Q. My late Uncle set up a safety deposit box at a local bank and named me as both executor under his Will and trustee under his Trust. In order to follow his wishes, I need access to his original estate planning documents, which I understand are held in his safety deposit box. How can I do that?
A. Assuming that the safety deposit box was held in your Uncle’s name, alone, here is what you would need: (a) a key to the safety deposit box, (b) proof of his death (either a certified copy of his death certificate or a written statement of death from the coroner, his treating physician or hospital where he died), ( c) proof of your own identity, such as by a California drivers license, and (d) a signed Affidavit attesting to your right to access the safety box on your Uncle’s behalf, which may need to be notarized; the bank should have a form.
Access to the box will be under the supervision of a bank representative, who will make and retain a copy of the Will and/or Trust found in the box, while allowing you to remove the originals so that you can begin administering your Uncle’s estate.
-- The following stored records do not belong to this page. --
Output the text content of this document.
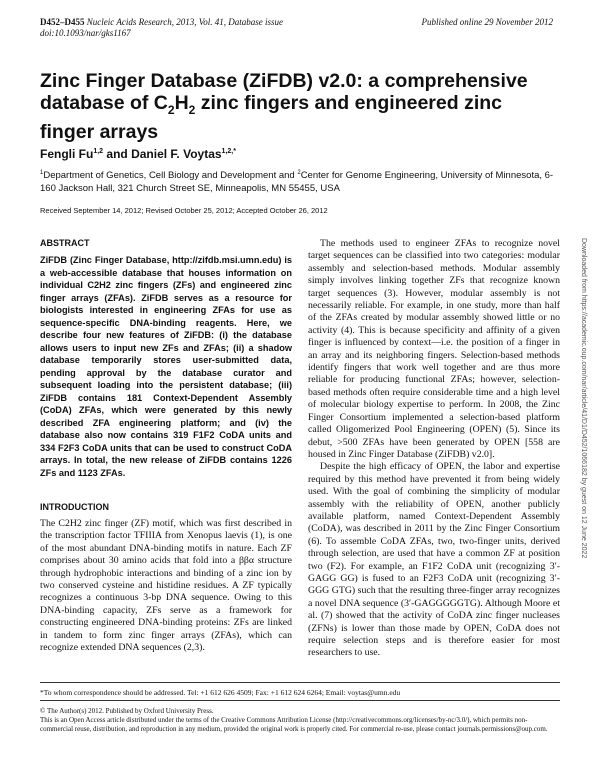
D452–D455 Nucleic Acids Research, 2013, Vol. 41, Database issue
doi:10.1093/nar/gks1167
Published online 29 November 2012
Zinc Finger Database (ZiFDB) v2.0: a comprehensive database of $C_2H_2$ zinc fingers and engineered zinc finger arrays
Fengli Fu$^{1,2}$ and Daniel F. Voytas$^{1,2,*}$
$^1$Department of Genetics, Cell Biology and Development and $^2$Center for Genome Engineering, University of Minnesota, 6-160 Jackson Hall, 321 Church Street SE, Minneapolis, MN 55455, USA
Received September 14, 2012; Revised October 25, 2012; Accepted October 26, 2012
ABSTRACT
ZiFDB (Zinc Finger Database, http://zifdb.msi.umn.edu) is a web-accessible database that houses information on individual C2H2 zinc fingers (ZFs) and engineered zinc finger arrays (ZFAs). ZiFDB serves as a resource for biologists interested in engineering ZFAs for use as sequence-specific DNA-binding reagents. Here, we describe four new features of ZiFDB: (i) the database allows users to input new ZFs and ZFAs; (ii) a shadow database temporarily stores user-submitted data, pending approval by the database curator and subsequent loading into the persistent database; (iii) ZiFDB contains 181 Context-Dependent Assembly (CoDA) ZFAs, which were generated by this newly described ZFA engineering platform; and (iv) the database also now contains 319 F1F2 CoDA units and 334 F2F3 CoDA units that can be used to construct CoDA arrays. In total, the new release of ZiFDB contains 1226 ZFs and 1123 ZFAs.
INTRODUCTION
The C2H2 zinc finger (ZF) motif, which was first described in the transcription factor TFIIIA from Xenopus laevis (1), is one of the most abundant DNA-binding motifs in nature. Each ZF comprises about 30 amino acids that fold into a ββα structure through hydrophobic interactions and binding of a zinc ion by two conserved cysteine and histidine residues. A ZF typically recognizes a continuous 3-bp DNA sequence. Owing to this DNA-binding capacity, ZFs serve as a framework for constructing engineered DNA-binding proteins: ZFs are linked in tandem to form zinc finger arrays (ZFAs), which can recognize extended DNA sequences (2,3).

The methods used to engineer ZFAs to recognize novel target sequences can be classified into two categories: modular assembly and selection-based methods. Modular assembly simply involves linking together ZFs that recognize known target sequences (3). However, modular assembly is not necessarily reliable. For example, in one study, more than half of the ZFAs created by modular assembly showed little or no activity (4). This is because specificity and affinity of a given finger is influenced by context—i.e. the position of a finger in an array and its neighboring fingers. Selection-based methods identify fingers that work well together and are thus more reliable for producing functional ZFAs; however, selection-based methods often require considerable time and a high level of molecular biology expertise to perform. In 2008, the Zinc Finger Consortium implemented a selection-based platform called Oligomerized Pool Engineering (OPEN) (5). Since its debut, >500 ZFAs have been generated by OPEN [558 are housed in Zinc Finger Database (ZiFDB) v2.0].

Despite the high efficacy of OPEN, the labor and expertise required by this method have prevented it from being widely used. With the goal of combining the simplicity of modular assembly with the reliability of OPEN, another publicly available platform, named Context-Dependent Assembly (CoDA), was described in 2011 by the Zinc Finger Consortium (6). To assemble CoDA ZFAs, two, two-finger units, derived through selection, are used that have a common ZF at position two (F2). For example, an F1F2 CoDA unit (recognizing 3′-GAGG GG) is fused to an F2F3 CoDA unit (recognizing 3′-GGG GTG) such that the resulting three-finger array recognizes a novel DNA sequence (3′-GAGGGGGTG). Although Moore et al. (7) showed that the activity of CoDA zinc finger nucleases (ZFNs) is lower than those made by OPEN, CoDA does not require selection steps and is therefore easier for most researchers to use.

Downloaded from https://academic.oup.com/nar/article/41/D1/D452/1066182 by guest on 12 June 2022
*To whom correspondence should be addressed. Tel: +1 612 626 4509; Fax: +1 612 624 6264; Email: voytas@umn.edu
© The Author(s) 2012. Published by Oxford University Press.
This is an Open Access article distributed under the terms of the Creative Commons Attribution License (http://creativecommons.org/licenses/by-nc/3.0/), which permits non-commercial reuse, distribution, and reproduction in any medium, provided the original work is properly cited. For commercial re-use, please contact journals.permissions@oup.com.
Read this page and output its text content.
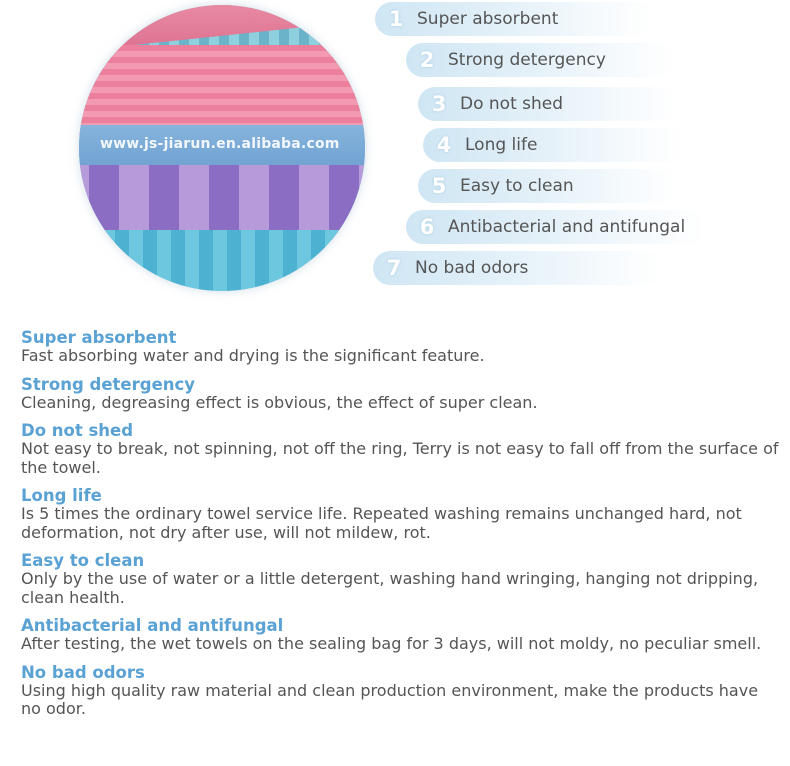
www.js-jiarun.en.alibaba.com
1 Super absorbent
2 Strong detergency
3 Do not shed
4 Long life
5 Easy to clean
6 Antibacterial and antifungal
7 No bad odors
Super absorbent

Fast absorbing water and drying is the significant feature.

Strong detergency

Cleaning, degreasing effect is obvious, the effect of super clean.

Do not shed

Not easy to break, not spinning, not off the ring, Terry is not easy to fall off from the surface of the towel.

Long life

Is 5 times the ordinary towel service life. Repeated washing remains unchanged hard, not deformation, not dry after use, will not mildew, rot.

Easy to clean

Only by the use of water or a little detergent, washing hand wringing, hanging not dripping, clean health.

Antibacterial and antifungal

After testing, the wet towels on the sealing bag for 3 days, will not moldy, no peculiar smell.

No bad odors

Using high quality raw material and clean production environment, make the products have no odor.
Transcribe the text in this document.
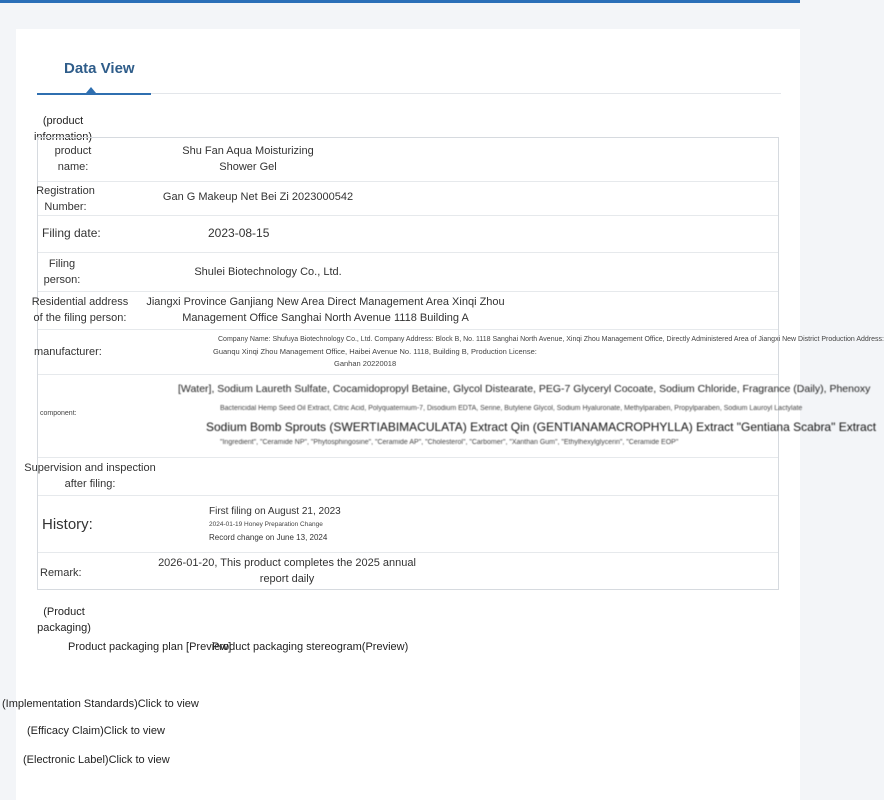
Data View
(product information)
product name:
Shu Fan Aqua Moisturizing Shower Gel
Registration Number:
Gan G Makeup Net Bei Zi 2023000542
Filing date:	2023-08-15
Filing person:
Shulei Biotechnology Co., Ltd.
Residential address of the filing person:
Jiangxi Province Ganjiang New Area Direct Management Area Xinqi Zhou Management Office Sanghai North Avenue 1118 Building A
manufacturer:
Company Name: Shufuya Biotechnology Co., Ltd. Company Address: Block B, No. 1118 Sanghai North Avenue, Xinqi Zhou Management Office, Directly Administered Area of Jiangxi New District Production Address:
Guanqu Xinqi Zhou Management Office, Haibei Avenue No. 1118, Building B, Production License:
Ganhan 20220018
component:
[Water], Sodium Laureth Sulfate, Cocamidopropyl Betaine, Glycol Distearate, PEG-7 Glyceryl Cocoate, Sodium Chloride, Fragrance (Daily), Phenoxy
Bactericidal Hemp Seed Oil Extract, Citric Acid, Polyquaternium-7, Disodium EDTA, Serine, Butylene Glycol, Sodium Hyaluronate, Methylparaben, Propylparaben, Sodium Lauroyl Lactylate
Sodium Bomb Sprouts (SWERTIABIMACULATA) Extract Qin (GENTIANAMACROPHYLLA) Extract "Gentiana Scabra" Extract
"Ingredient", "Ceramide NP", "Phytosphingosine", "Ceramide AP", "Cholesterol", "Carbomer", "Xanthan Gum", "Ethylhexylglycerin", "Ceramide EOP"
Supervision and inspection after filing:
History:
First filing on August 21, 2023
2024-01-19 Honey Preparation Change
Record change on June 13, 2024
Remark:
2026-01-20, This product completes the 2025 annual report daily
(Product packaging)
Product packaging plan [Preview]
Product packaging stereogram(Preview)
(Implementation Standards)Click to view
(Efficacy Claim)Click to view
(Electronic Label)Click to view
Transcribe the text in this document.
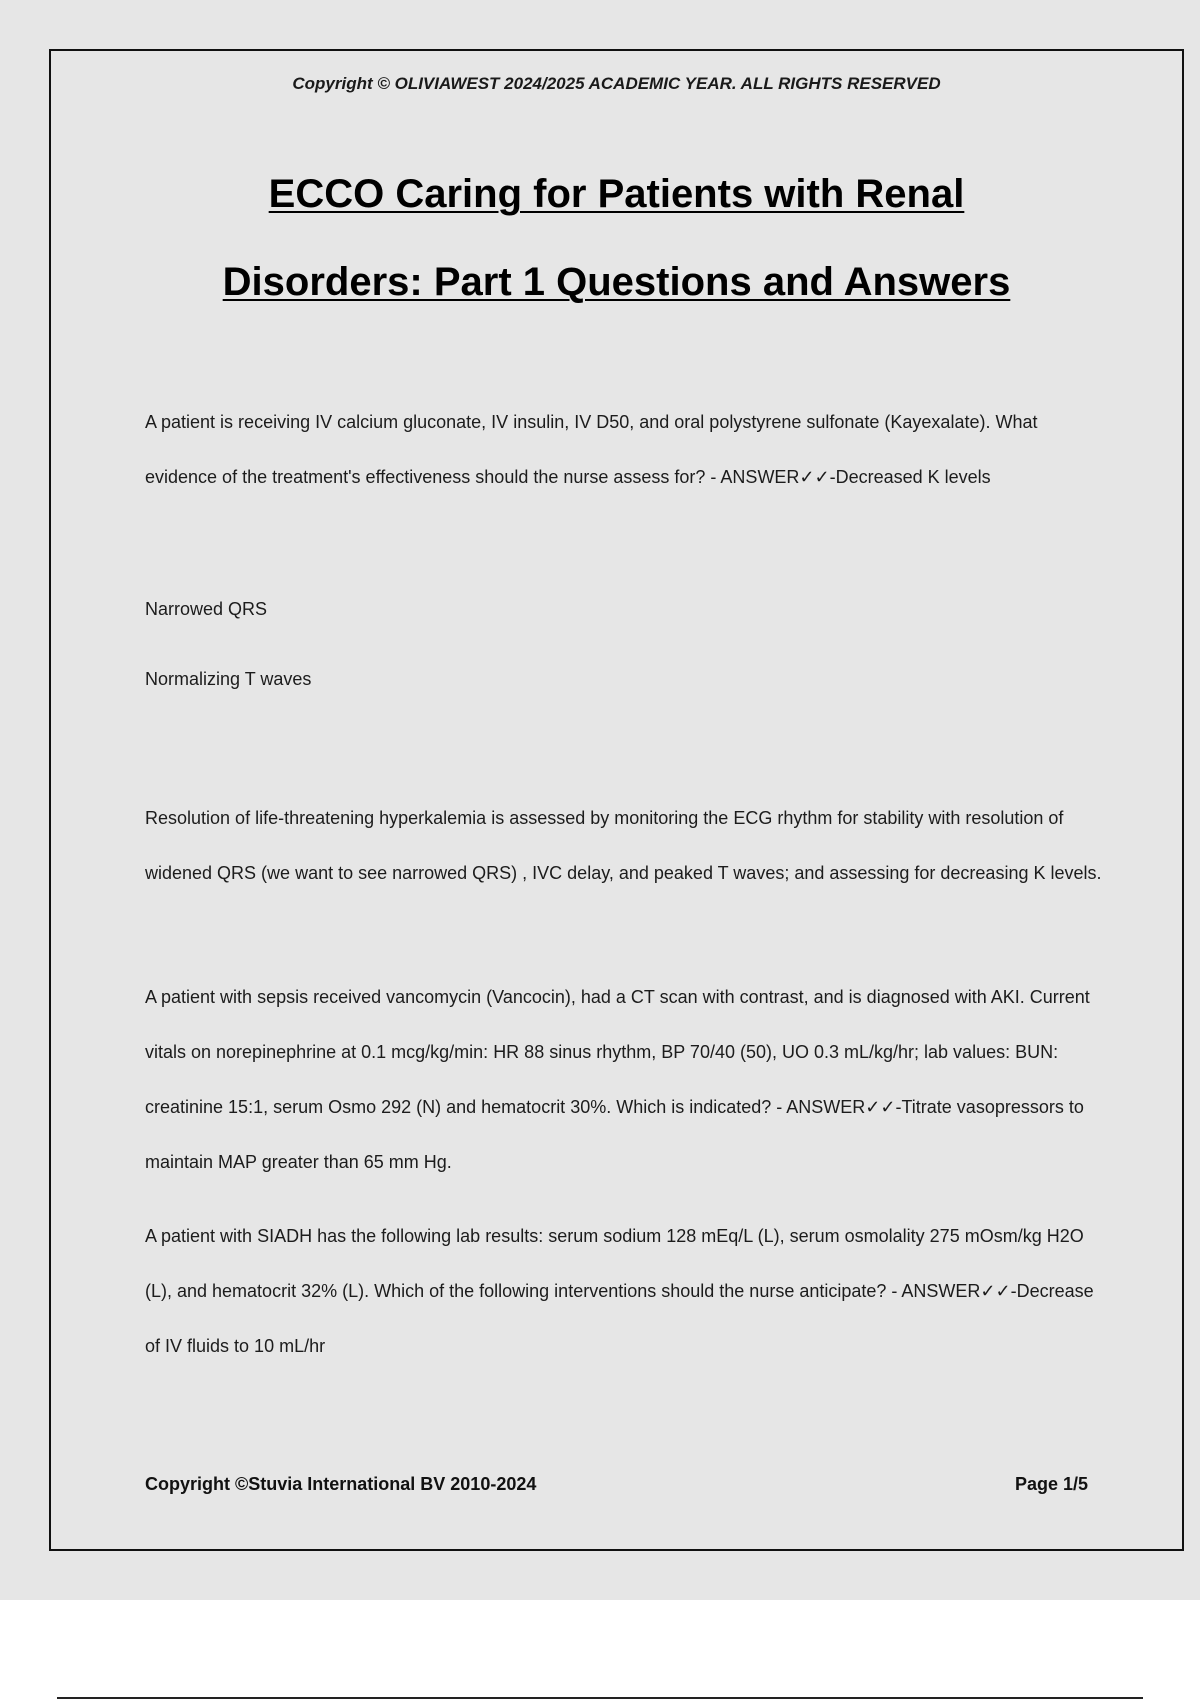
Copyright © OLIVIAWEST 2024/2025 ACADEMIC YEAR. ALL RIGHTS RESERVED
ECCO Caring for Patients with Renal
Disorders: Part 1 Questions and Answers

A patient is receiving IV calcium gluconate, IV insulin, IV D50, and oral polystyrene sulfonate (Kayexalate). What evidence of the treatment's effectiveness should the nurse assess for? - ANSWER✓✓-Decreased K levels

Narrowed QRS

Normalizing T waves

Resolution of life-threatening hyperkalemia is assessed by monitoring the ECG rhythm for stability with resolution of widened QRS (we want to see narrowed QRS) , IVC delay, and peaked T waves; and assessing for decreasing K levels.

A patient with sepsis received vancomycin (Vancocin), had a CT scan with contrast, and is diagnosed with AKI. Current vitals on norepinephrine at 0.1 mcg/kg/min: HR 88 sinus rhythm, BP 70/40 (50), UO 0.3 mL/kg/hr; lab values: BUN: creatinine 15:1, serum Osmo 292 (N) and hematocrit 30%. Which is indicated? - ANSWER✓✓-Titrate vasopressors to maintain MAP greater than 65 mm Hg.

A patient with SIADH has the following lab results: serum sodium 128 mEq/L (L), serum osmolality 275 mOsm/kg H2O (L), and hematocrit 32% (L). Which of the following interventions should the nurse anticipate? - ANSWER✓✓-Decrease of IV fluids to 10 mL/hr

Copyright ©Stuvia International BV 2010-2024	Page 1/5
The bank will also let you remove any written instructions for the disposition of his remains, so that you can handle his final wishes in a timely manner.
If you do not have a key, access will likely be more difficult. At a minimum, you will need to persuade the bank to have a locksmith drill the lock to open the box, most likely at your own expense, in addition to providing the other items mentioned above. The bank may also require that you first initiate a court probate proceeding to secure Letters of Administration or Letters Testamentary before permitting access.
If there were another co-owner on his safety box, designated as a joint tenant, then the joint tenant would have access so long as he or she had a key. If not, then again the box would require drilling and the bank would likely need the other items listed above.
Sometimes a person will designate his or her Trust, itself, as the owner of the box. If this is the case, then the Successor Trustee under your Uncle’s Trust could access the box, again assuming that he has a key and can provide the other requirements noted above.
In order to entirely avoid the bank access issue after death, I generally advise clients to retain their original Wills and Trusts in readily accessible places in their own home or other safe place, and to so advise the person(s) whom they have named as Executor or Successor Trustee. This can facilitate swift access following death. Even if one has a cooperating bank, remember that banks are not open after hours or on major holidays, and have limited hours on weekends. Swift access can be essential, especially if one needs immediate access to burial instructions following death. Delays and obstacles in accessing these important items after death can be upsetting to next of kin following the death of their loved one, so give them a little assist and keep them in a safe place that is both known to, and accessible by, your designated successor(s).